As the economy improves and the investing outlook changes, market participants should consider ways to diversify their portfolios in case of sudden turns. Investors may consider alternative investments like commodity exchange traded funds that may help capture opportunities ahead and cushion against slips in traditional assets.
On the recent webcast (available On Demand for CE Credit), What You Should Know About Commodities Now, William Rhind, Founder and CEO of GraniteShares ETFs, argued that investors should consider commodities due to the current rebalancing supply and demand dynamics, rising inflation outlook and portfolio diversification benefits.
The current supply and demand appear favorable for a rally in prices after the multi-year weakness in the broad commodities market.
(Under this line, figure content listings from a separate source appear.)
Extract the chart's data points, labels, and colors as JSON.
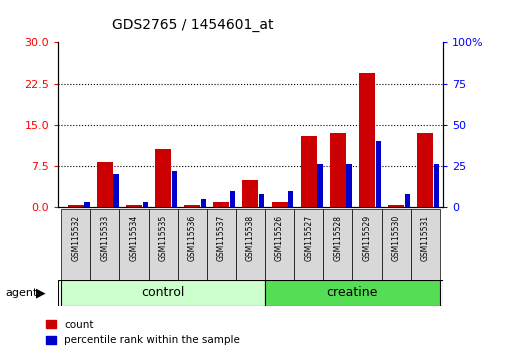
{
  "title": "GDS2765 / 1454601_at",
  "samples": [
    "GSM115532",
    "GSM115533",
    "GSM115534",
    "GSM115535",
    "GSM115536",
    "GSM115537",
    "GSM115538",
    "GSM115526",
    "GSM115527",
    "GSM115528",
    "GSM115529",
    "GSM115530",
    "GSM115531"
  ],
  "count_values": [
    0.4,
    8.2,
    0.4,
    10.5,
    0.4,
    1.0,
    5.0,
    1.0,
    13.0,
    13.5,
    24.5,
    0.4,
    13.5
  ],
  "percentile_values": [
    3,
    20,
    3,
    22,
    5,
    10,
    8,
    10,
    26,
    26,
    40,
    8,
    26
  ],
  "ylim_left": [
    0,
    30
  ],
  "ylim_right": [
    0,
    100
  ],
  "yticks_left": [
    0,
    7.5,
    15,
    22.5,
    30
  ],
  "yticks_right": [
    0,
    25,
    50,
    75,
    100
  ],
  "bar_color_red": "#CC0000",
  "bar_color_blue": "#0000CC",
  "red_bar_width": 0.55,
  "blue_bar_width": 0.18,
  "legend_count_label": "count",
  "legend_pct_label": "percentile rank within the sample",
  "agent_label": "agent",
  "control_color": "#CCFFCC",
  "creatine_color": "#55DD55",
  "label_bg_color": "#D8D8D8"
}
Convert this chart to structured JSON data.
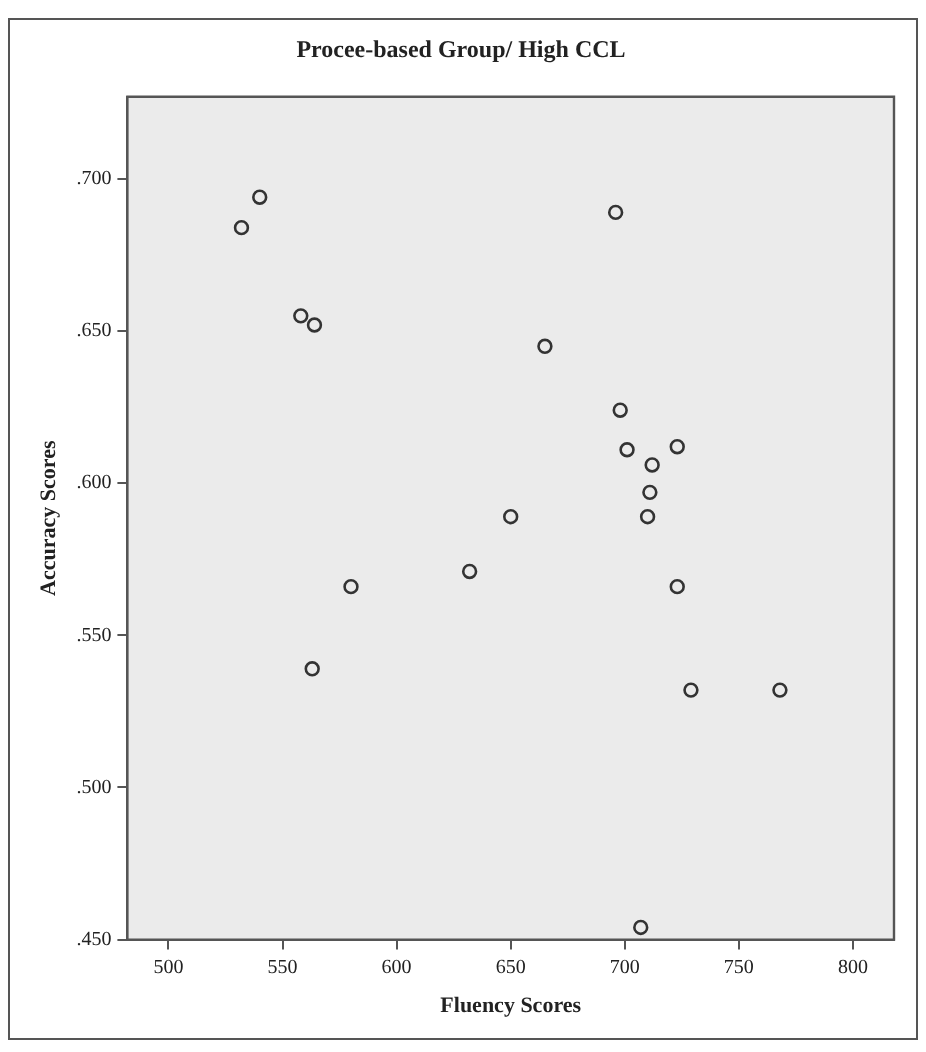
{
  "chart_data": {
    "type": "scatter",
    "title": "Procee-based Group/ High CCL",
    "xlabel": "Fluency Scores",
    "ylabel": "Accuracy Scores",
    "x": [
      532,
      540,
      558,
      564,
      563,
      580,
      632,
      650,
      665,
      696,
      698,
      701,
      707,
      710,
      711,
      712,
      723,
      723,
      729,
      768
    ],
    "series": [
      {
        "color": "#333333",
        "values": [
          0.684,
          0.694,
          0.655,
          0.652,
          0.539,
          0.566,
          0.571,
          0.589,
          0.645,
          0.689,
          0.624,
          0.611,
          0.454,
          0.589,
          0.597,
          0.606,
          0.612,
          0.566,
          0.532,
          0.532
        ]
      }
    ],
    "xlim": [
      482,
      818
    ],
    "xticks": [
      500,
      550,
      600,
      650,
      700,
      750,
      800
    ],
    "ylim": [
      0.45,
      0.727
    ],
    "yticks": [
      {
        "value": 0.45,
        "label": ".450"
      },
      {
        "value": 0.5,
        "label": ".500"
      },
      {
        "value": 0.55,
        "label": ".550"
      },
      {
        "value": 0.6,
        "label": ".600"
      },
      {
        "value": 0.65,
        "label": ".650"
      },
      {
        "value": 0.7,
        "label": ".700"
      }
    ],
    "grid": false,
    "legend": false,
    "marker": "circle"
  }
}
Headline inflation has also remained depressed for a prolonged period, with inflation hovering near a low range since the late 1970s. Looking ahead, experts project inflation will break 2% in 2018 from their current levels due to a number factors like changing geopolitical and monetary factors, higher prices for domestic goods in a more protectionist environment, stabilizing oil prices that would mitigate expectations for lower inflation and a close to fully employed U.S. economy.
Nevertheless, there may be unexpected turns that could cause inflation to spike beyond what many anticipate, and many have grown complacent in a low inflation environment.
“Being that commodities are at relatively cheap compared to historical values, it may make sense to hedge your portfolio of these risks beforehand, not afterwards,” Aaron Gilman, Chief Investment Officer of Independent Financial Partners (IFP), said, adding that commodity futures typically outperformed during periods of unexpected inflationary risks.